Offering Alternatives or Compromise
If you believe that informing your parents of your financial independence plans could jeopardize your financial situation, talk with your financial institution about opening a new solo account to manage your expenses.
A good option is to work out a payment plan where your family takes on a portion of your debt or payments temporarily. Or if your parents are looking for an incentive to invest in your education, promising academic focus and effort could be a good way to ensure their money is well spent. Ultimately, whether you’re pursuing higher education or not, financial literacy is a skill that will serve you throughout your adult life. Whether you're independent or not, awareness of your financial situation is essential to success.
To save for groceries, start by creating a weekly or monthly budget based on your household's needs and income. Next, make a detailed shopping list before heading to the store, focusing on essential items and avoiding impulse purchases, allowing you to find the best priced items.

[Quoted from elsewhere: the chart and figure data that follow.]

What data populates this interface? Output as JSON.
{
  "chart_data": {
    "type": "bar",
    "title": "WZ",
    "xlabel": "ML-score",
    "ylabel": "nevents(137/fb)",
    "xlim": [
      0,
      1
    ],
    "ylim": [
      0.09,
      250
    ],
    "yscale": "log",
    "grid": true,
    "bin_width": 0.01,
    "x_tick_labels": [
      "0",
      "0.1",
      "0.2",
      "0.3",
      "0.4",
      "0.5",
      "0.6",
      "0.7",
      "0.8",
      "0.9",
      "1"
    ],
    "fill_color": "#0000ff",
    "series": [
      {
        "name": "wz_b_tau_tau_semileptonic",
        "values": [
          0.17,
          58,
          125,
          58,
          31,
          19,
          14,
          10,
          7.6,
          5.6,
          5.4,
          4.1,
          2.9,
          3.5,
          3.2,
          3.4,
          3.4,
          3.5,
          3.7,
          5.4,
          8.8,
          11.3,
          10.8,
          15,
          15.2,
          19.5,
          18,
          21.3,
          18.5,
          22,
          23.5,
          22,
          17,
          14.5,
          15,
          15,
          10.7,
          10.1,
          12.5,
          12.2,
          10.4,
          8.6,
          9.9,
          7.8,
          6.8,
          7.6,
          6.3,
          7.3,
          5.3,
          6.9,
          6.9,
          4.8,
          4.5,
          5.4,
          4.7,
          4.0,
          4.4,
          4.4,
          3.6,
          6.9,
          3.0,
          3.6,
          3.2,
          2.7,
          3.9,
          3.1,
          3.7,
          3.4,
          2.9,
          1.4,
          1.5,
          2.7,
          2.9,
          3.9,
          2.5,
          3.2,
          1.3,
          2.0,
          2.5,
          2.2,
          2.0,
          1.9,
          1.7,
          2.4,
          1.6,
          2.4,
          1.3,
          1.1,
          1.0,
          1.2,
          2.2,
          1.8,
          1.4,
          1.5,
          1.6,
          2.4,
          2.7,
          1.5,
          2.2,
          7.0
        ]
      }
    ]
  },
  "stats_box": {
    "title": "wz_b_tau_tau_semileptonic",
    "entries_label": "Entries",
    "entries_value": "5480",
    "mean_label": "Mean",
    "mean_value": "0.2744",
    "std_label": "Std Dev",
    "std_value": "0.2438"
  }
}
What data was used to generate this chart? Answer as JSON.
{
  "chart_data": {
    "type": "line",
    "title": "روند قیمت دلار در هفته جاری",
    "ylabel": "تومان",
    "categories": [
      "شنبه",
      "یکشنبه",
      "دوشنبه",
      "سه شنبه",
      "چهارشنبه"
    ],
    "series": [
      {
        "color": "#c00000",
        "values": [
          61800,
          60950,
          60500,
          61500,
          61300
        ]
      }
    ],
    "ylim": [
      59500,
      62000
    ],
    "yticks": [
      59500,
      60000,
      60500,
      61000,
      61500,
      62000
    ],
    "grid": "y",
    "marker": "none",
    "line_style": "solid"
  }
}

Lastly, consider meal planning and proper food storage to minimize waste and maximize the use of ingredients, helping stretch your grocery budget further.
Define short-term and long-term financial goals, such as building an emergency fund, saving for a vacation, or paying off debt. Having clear goals will help you stay focused and motivated. Schedule periodic reviews of financial goals to track progress and make necessary adjustments. Celebrate reaching milestones along the way to stay motivated and reinforce good financial habits. By incorporating these additional elements, you can create a comprehensive financial plan that addresses both short-term needs and long-term aspirations, leading to greater financial security and peace of mind.
Set up automatic transfers from your checking account to your savings account each month, this ensures that you're consistently saving money without having to think about it. This consistency builds discipline and helps you make progress towards your financial goals over time. Automatic transfers ensure that saving becomes a habit rather than an occasional activity, increasing the likelihood of achieving your financial objectives. Overall, automating savings streamlines the process, increases accountability, and contributes to greater financial stability and success in the long run.
Start by keeping track of all your expenses for a month. This will give you a clear picture of where your money is going and where you can make adjustments. Tracking your spending over time allows you to identify patterns in your expenses. For example, you may notice areas where you consistently overspend and can then take steps to reduce those expenses. Tracking will also help you know which expenses are the most important, and where you can cut down in order to add to savings and other financial goals.